Audi kicked off its Urban Future Initiative in 2010, with an exhibition and awards ceremony at the Venice Architecture Biennale. The firms that took part included Alison Brooks Architects from London, BIG from Copenhagen, Cloud 9 from Barcelona and Standard Architecture from Beijing, with the winning proposal coming from German digital wunderkind Jürgen Mayer.
Fast-forward two years, and the initiative is in full flow, with a second awards recently taking place in Istanbul as part of the city's first Design Biennial. Taking over a sizeable chunk of the former Hasköy Wool Yarn Factory, now a major event space on the banks of the Golden Horn, the AUFI saw invited participants tasked with bringing a clean slate approach to the problems of urban mobility.

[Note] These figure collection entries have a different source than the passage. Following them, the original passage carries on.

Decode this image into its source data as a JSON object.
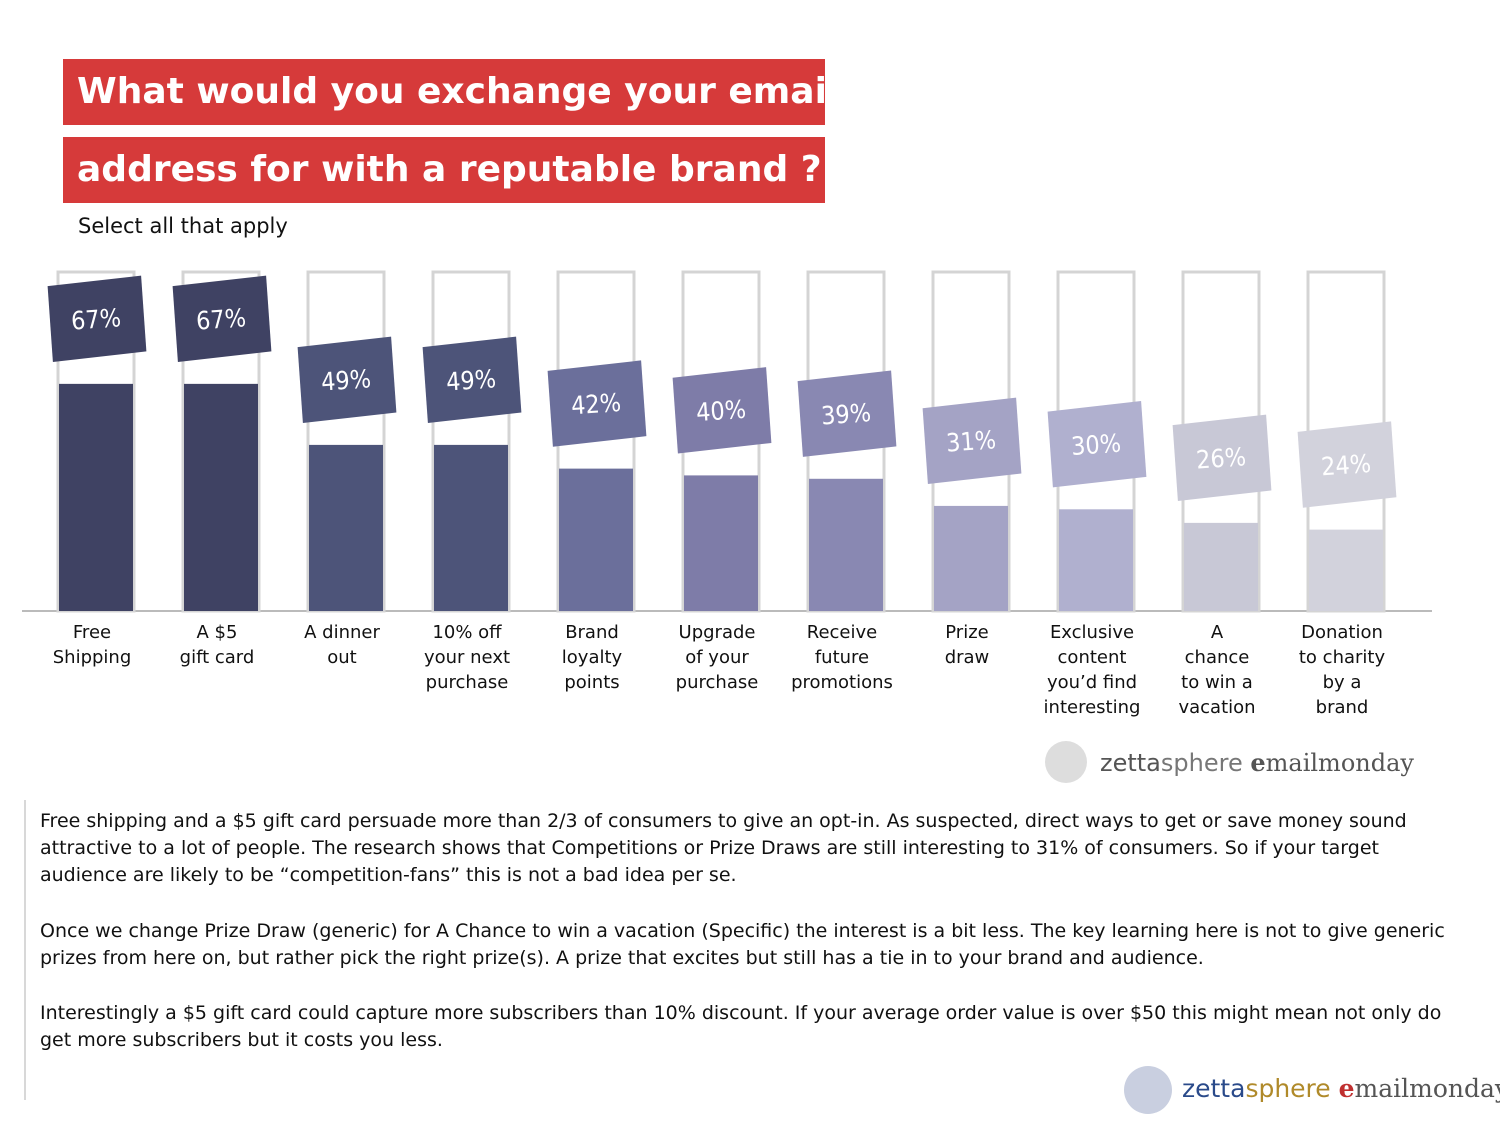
{
  "chart_data": {
    "type": "bar",
    "title": [
      "What would you exchange your email",
      "address for with a reputable brand ?"
    ],
    "subtitle": "Select all that apply",
    "categories": [
      "Free\nShipping",
      "A $5\ngift card",
      "A dinner\nout",
      "10% off\nyour next\npurchase",
      "Brand\nloyalty\npoints",
      "Upgrade\nof your\npurchase",
      "Receive\nfuture\npromotions",
      "Prize\ndraw",
      "Exclusive\ncontent\nyou’d find\ninteresting",
      "A\nchance\nto win a\nvacation",
      "Donation\nto charity\nby a\nbrand"
    ],
    "values": [
      67,
      67,
      49,
      49,
      42,
      40,
      39,
      31,
      30,
      26,
      24
    ],
    "value_labels": [
      "67%",
      "67%",
      "49%",
      "49%",
      "42%",
      "40%",
      "39%",
      "31%",
      "30%",
      "26%",
      "24%"
    ],
    "colors": [
      "#3f4263",
      "#3f4263",
      "#4d5479",
      "#4d5479",
      "#6b6f9b",
      "#7e7ca8",
      "#8988b2",
      "#a4a3c5",
      "#b0b0cf",
      "#c8c8d6",
      "#d2d2dc"
    ],
    "ylim": [
      0,
      100
    ],
    "logos": [
      [
        "zetta",
        "sphere",
        "e",
        "mailmonday"
      ],
      [
        "zetta",
        "sphere",
        "e",
        "mailmonday"
      ]
    ],
    "paragraphs": [
      "Free shipping and a $5 gift card persuade more than 2/3 of consumers to give an opt-in. As suspected, direct ways to get or save money sound attractive to a lot of people. The research shows that Competitions or Prize Draws are still interesting to 31% of consumers. So if your target audience are likely to be “competition-fans” this is not a bad idea per se.",
      "Once we change Prize Draw (generic) for A Chance to win a vacation (Specific) the interest is a bit less. The key learning here is not to give generic prizes from here on, but rather pick the right prize(s). A prize that excites but still has a tie in to your brand and audience.",
      "Interestingly a $5 gift card could capture more subscribers than 10% discount. If your average order value is over $50 this might mean not only do get more subscribers but it costs you less."
    ]
  }
}
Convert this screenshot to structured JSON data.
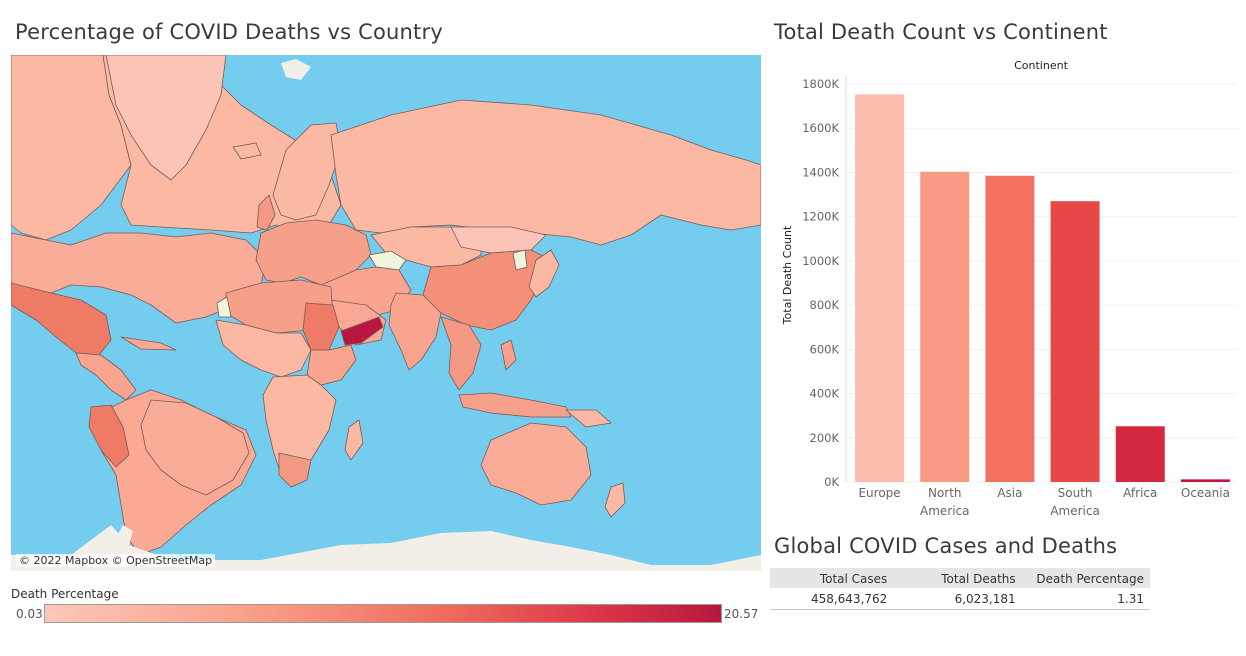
{
  "map": {
    "title": "Percentage of COVID Deaths vs Country",
    "attribution": "© 2022 Mapbox © OpenStreetMap",
    "colors": {
      "ocean": "#74cdee",
      "land_low": "#fbb9a4",
      "land_mid": "#f49079",
      "land_high": "#b8183f",
      "ice": "#f2efe9",
      "no_data": "#eef5dc"
    },
    "legend": {
      "title": "Death Percentage",
      "min": "0.03",
      "max": "20.57",
      "min_value": 0.03,
      "max_value": 20.57
    }
  },
  "bar_chart": {
    "title": "Total Death Count vs Continent",
    "header": "Continent",
    "ylabel": "Total Death Count"
  },
  "chart_data": {
    "type": "bar",
    "categories": [
      "Europe",
      "North America",
      "Asia",
      "South America",
      "Africa",
      "Oceania"
    ],
    "category_lines": [
      [
        "Europe"
      ],
      [
        "North",
        "America"
      ],
      [
        "Asia"
      ],
      [
        "South",
        "America"
      ],
      [
        "Africa"
      ],
      [
        "Oceania"
      ]
    ],
    "values": [
      1753000,
      1403000,
      1385000,
      1270000,
      252000,
      12000
    ],
    "bar_colors": [
      "#fcbcae",
      "#f99a85",
      "#f2715f",
      "#e84948",
      "#d3283f",
      "#c0173f"
    ],
    "ylim": [
      0,
      1800000
    ],
    "yticks": [
      0,
      200000,
      400000,
      600000,
      800000,
      1000000,
      1200000,
      1400000,
      1600000,
      1800000
    ],
    "ytick_labels": [
      "0K",
      "200K",
      "400K",
      "600K",
      "800K",
      "1000K",
      "1200K",
      "1400K",
      "1600K",
      "1800K"
    ],
    "title": "Total Death Count vs Continent",
    "xlabel": "Continent",
    "ylabel": "Total Death Count"
  },
  "summary": {
    "title": "Global COVID Cases and Deaths",
    "headers": {
      "cases": "Total Cases",
      "deaths": "Total Deaths",
      "percentage": "Death Percentage"
    },
    "row": {
      "cases": "458,643,762",
      "deaths": "6,023,181",
      "percentage": "1.31"
    }
  }
}
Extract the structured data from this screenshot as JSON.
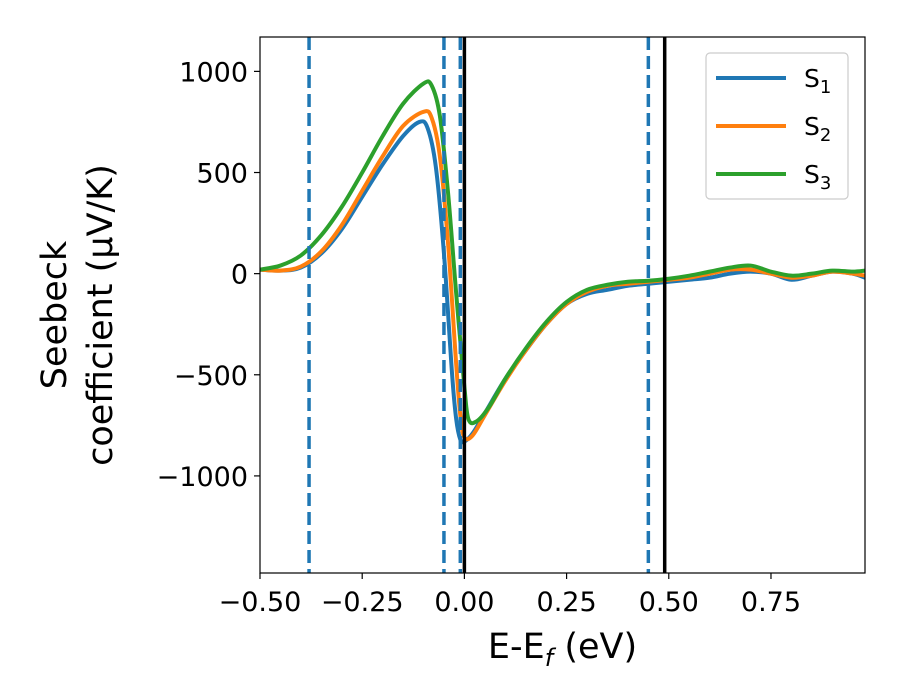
{
  "chart_data": {
    "type": "line",
    "xlabel": "E-E",
    "xlabel_sub": "f",
    "xlabel_suffix": " (eV)",
    "ylabel_line1": "Seebeck",
    "ylabel_line2": "coefficient  (μV/K)",
    "xlim": [
      -0.5,
      0.98
    ],
    "ylim": [
      -1480,
      1170
    ],
    "xticks": [
      -0.5,
      -0.25,
      0.0,
      0.25,
      0.5,
      0.75
    ],
    "xtick_labels": [
      "−0.50",
      "−0.25",
      "0.00",
      "0.25",
      "0.50",
      "0.75"
    ],
    "yticks": [
      -1000,
      -500,
      0,
      500,
      1000
    ],
    "ytick_labels": [
      "−1000",
      "−500",
      "0",
      "500",
      "1000"
    ],
    "grid": false,
    "legend_position": "top-right",
    "vlines_dashed": {
      "color": "#1f77b4",
      "x": [
        -0.38,
        -0.05,
        -0.01,
        0.45
      ]
    },
    "vlines_solid": {
      "color": "#000000",
      "x": [
        0.0,
        0.49
      ]
    },
    "series": [
      {
        "name": "S",
        "sub": "1",
        "color": "#1f77b4",
        "points": [
          [
            -0.5,
            20
          ],
          [
            -0.45,
            15
          ],
          [
            -0.4,
            30
          ],
          [
            -0.35,
            100
          ],
          [
            -0.3,
            220
          ],
          [
            -0.25,
            380
          ],
          [
            -0.2,
            540
          ],
          [
            -0.15,
            680
          ],
          [
            -0.11,
            750
          ],
          [
            -0.09,
            720
          ],
          [
            -0.07,
            530
          ],
          [
            -0.05,
            100
          ],
          [
            -0.03,
            -500
          ],
          [
            -0.02,
            -720
          ],
          [
            -0.01,
            -820
          ],
          [
            0.0,
            -830
          ],
          [
            0.02,
            -790
          ],
          [
            0.05,
            -690
          ],
          [
            0.1,
            -520
          ],
          [
            0.15,
            -380
          ],
          [
            0.2,
            -250
          ],
          [
            0.25,
            -150
          ],
          [
            0.3,
            -100
          ],
          [
            0.35,
            -80
          ],
          [
            0.4,
            -60
          ],
          [
            0.45,
            -50
          ],
          [
            0.5,
            -40
          ],
          [
            0.55,
            -30
          ],
          [
            0.6,
            -20
          ],
          [
            0.65,
            0
          ],
          [
            0.7,
            10
          ],
          [
            0.75,
            0
          ],
          [
            0.8,
            -30
          ],
          [
            0.85,
            -10
          ],
          [
            0.9,
            10
          ],
          [
            0.95,
            0
          ],
          [
            0.98,
            -20
          ]
        ]
      },
      {
        "name": "S",
        "sub": "2",
        "color": "#ff7f0e",
        "points": [
          [
            -0.5,
            20
          ],
          [
            -0.45,
            15
          ],
          [
            -0.4,
            35
          ],
          [
            -0.35,
            110
          ],
          [
            -0.3,
            240
          ],
          [
            -0.25,
            410
          ],
          [
            -0.2,
            580
          ],
          [
            -0.15,
            730
          ],
          [
            -0.1,
            800
          ],
          [
            -0.08,
            770
          ],
          [
            -0.06,
            580
          ],
          [
            -0.04,
            150
          ],
          [
            -0.02,
            -450
          ],
          [
            -0.01,
            -700
          ],
          [
            0.0,
            -810
          ],
          [
            0.02,
            -800
          ],
          [
            0.05,
            -700
          ],
          [
            0.1,
            -530
          ],
          [
            0.15,
            -380
          ],
          [
            0.2,
            -250
          ],
          [
            0.25,
            -150
          ],
          [
            0.3,
            -90
          ],
          [
            0.35,
            -60
          ],
          [
            0.4,
            -50
          ],
          [
            0.45,
            -40
          ],
          [
            0.5,
            -30
          ],
          [
            0.55,
            -20
          ],
          [
            0.6,
            0
          ],
          [
            0.65,
            20
          ],
          [
            0.7,
            20
          ],
          [
            0.75,
            0
          ],
          [
            0.8,
            -20
          ],
          [
            0.85,
            -10
          ],
          [
            0.9,
            10
          ],
          [
            0.95,
            0
          ],
          [
            0.98,
            -10
          ]
        ]
      },
      {
        "name": "S",
        "sub": "3",
        "color": "#2ca02c",
        "points": [
          [
            -0.5,
            20
          ],
          [
            -0.45,
            40
          ],
          [
            -0.4,
            90
          ],
          [
            -0.35,
            190
          ],
          [
            -0.3,
            330
          ],
          [
            -0.25,
            500
          ],
          [
            -0.2,
            680
          ],
          [
            -0.15,
            840
          ],
          [
            -0.1,
            940
          ],
          [
            -0.08,
            930
          ],
          [
            -0.06,
            780
          ],
          [
            -0.04,
            400
          ],
          [
            -0.02,
            -100
          ],
          [
            0.0,
            -560
          ],
          [
            0.01,
            -720
          ],
          [
            0.03,
            -730
          ],
          [
            0.06,
            -660
          ],
          [
            0.1,
            -520
          ],
          [
            0.15,
            -370
          ],
          [
            0.2,
            -240
          ],
          [
            0.25,
            -140
          ],
          [
            0.3,
            -80
          ],
          [
            0.35,
            -55
          ],
          [
            0.4,
            -40
          ],
          [
            0.45,
            -35
          ],
          [
            0.5,
            -25
          ],
          [
            0.55,
            -10
          ],
          [
            0.6,
            10
          ],
          [
            0.65,
            30
          ],
          [
            0.7,
            40
          ],
          [
            0.75,
            10
          ],
          [
            0.8,
            -10
          ],
          [
            0.85,
            0
          ],
          [
            0.9,
            15
          ],
          [
            0.95,
            10
          ],
          [
            0.98,
            15
          ]
        ]
      }
    ]
  }
}
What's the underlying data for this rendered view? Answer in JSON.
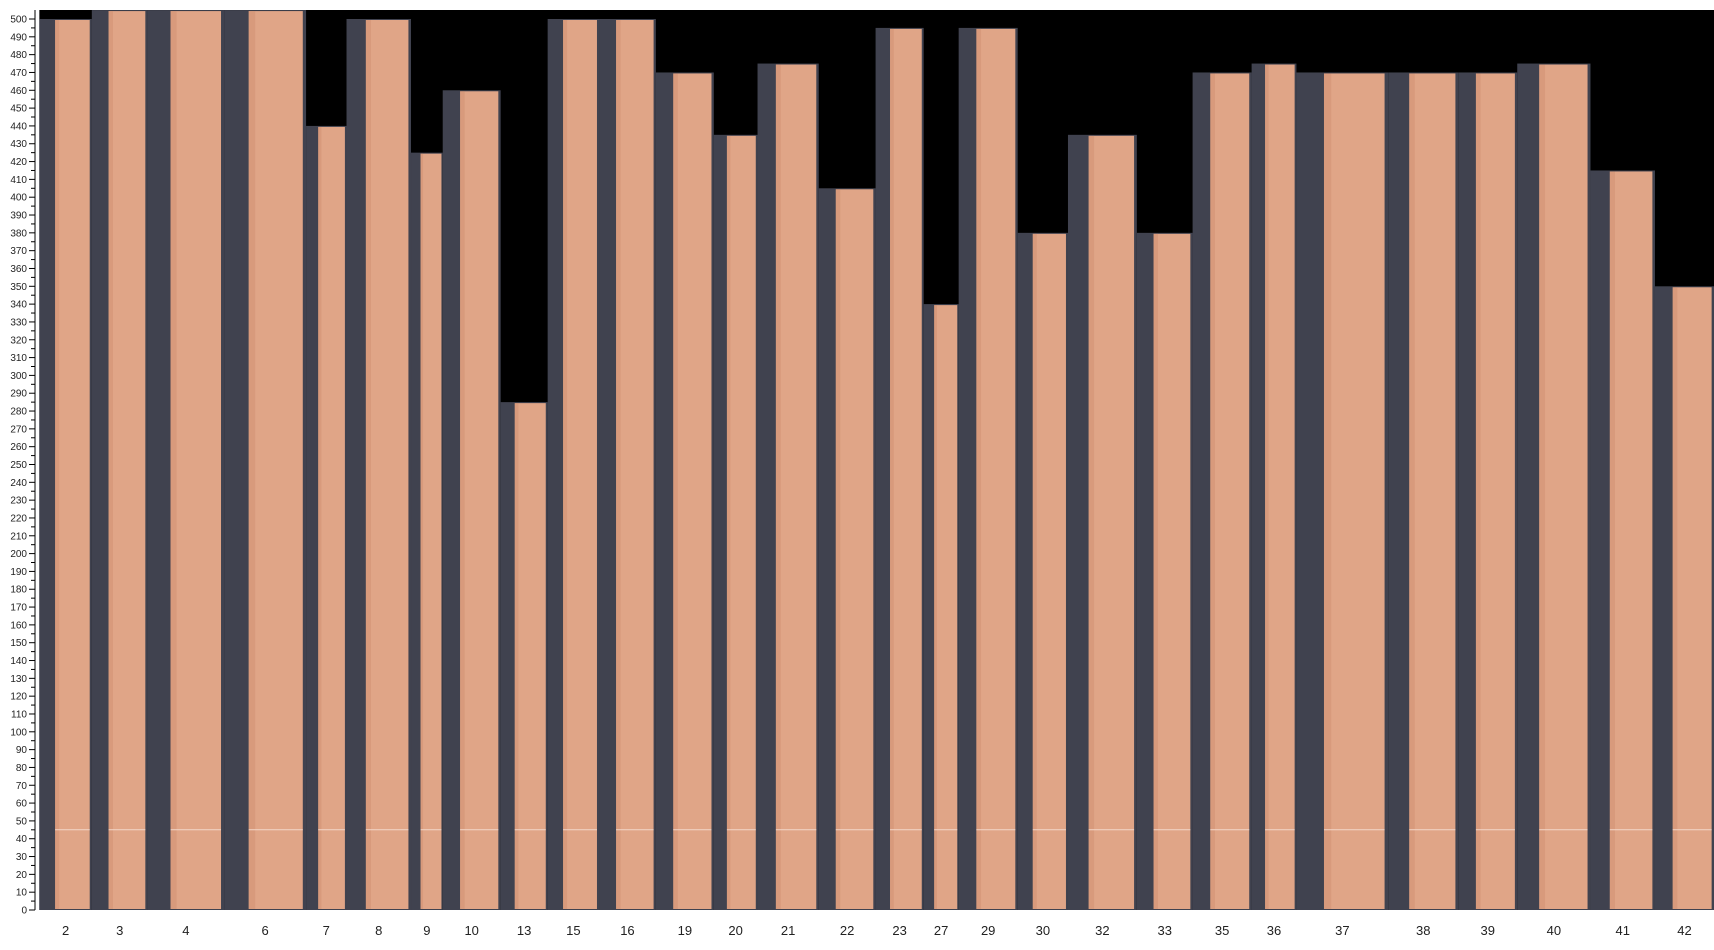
{
  "chart_data": {
    "type": "bar",
    "categories": [
      "2",
      "3",
      "4",
      "6",
      "7",
      "8",
      "9",
      "10",
      "13",
      "15",
      "16",
      "19",
      "20",
      "21",
      "22",
      "23",
      "27",
      "29",
      "30",
      "32",
      "33",
      "35",
      "36",
      "37",
      "38",
      "39",
      "40",
      "41",
      "42"
    ],
    "values": [
      500,
      505,
      505,
      505,
      440,
      500,
      425,
      460,
      285,
      500,
      500,
      470,
      435,
      475,
      405,
      495,
      340,
      495,
      380,
      435,
      380,
      470,
      475,
      470,
      470,
      470,
      475,
      415,
      350
    ],
    "ylim": [
      0,
      505
    ],
    "yticks": [
      0,
      10,
      20,
      30,
      40,
      50,
      60,
      70,
      80,
      90,
      100,
      110,
      120,
      130,
      140,
      150,
      160,
      170,
      180,
      190,
      200,
      210,
      220,
      230,
      240,
      250,
      260,
      270,
      280,
      290,
      300,
      310,
      320,
      330,
      340,
      350,
      360,
      370,
      380,
      390,
      400,
      410,
      420,
      430,
      440,
      450,
      460,
      470,
      480,
      490,
      500
    ],
    "grid": false,
    "colors": {
      "wood": "#e0a587",
      "wood_dark": "#cf8f72",
      "backing": "#40424f",
      "empty": "#000000"
    }
  }
}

The event and competition was overseen by the Frankfurt-based agency Stylepark.
It's not surprising that a car company would want to streamline the process of urban driving. Back in the 1960s, this subject was the preserve of architects and planners; car makers kept their noses out, mostly safe in the knowledge that the status quo was on their side. Five decades later and we're more congested than ever (Istanbul being an especially good place to prove the point), a bottleneck that threatens health, wealth and - most pressingly of all for the likes of Audi - future sales.
Enter the architects. The five teams were drawn from around the world, including China's NODE Architecture, São Paulo's Urban-Think Tank, Mumbai's CRIT, America's Höweler + Yoon Architecture and local studio Superpool. Each set out their vision for tomorrow's urban mobility, arranged as a series of translucent pavilions.
The inter-disciplinary nature of many of this year's studios showed a far greater concern for specific research, not big picture daydreaming. Not all the schemes were totally sympathetic to a future where the car was still king. Audi makes no bones about this being a research exercise, something that'll feed ideas and concepts back into the design of their cars. Indeed, the firm has showed several small-scale city car concepts in recent years, and is also making great strides towards a world of autonomous driving, especially in the nose-to-tail environment of the traffic jam.
In the end, the jury, which included Audi's CEO Rupert Stadler - who has made the AUFI into something of a pet project - respected design theorist John Thackara together with Mayer, selected a re-working of the American dream by the young Boston-based studio of Höweler + Yoon. Of all the proposals, H+Y's perhaps saw the bluest of skies, focused as it was on big picture infrastructural shifts to transform the eastern seaboard into a place of perpetual motion. The studio won 100,000 euros and the chance to work up their scheme into a detailed dossier, complete with original research.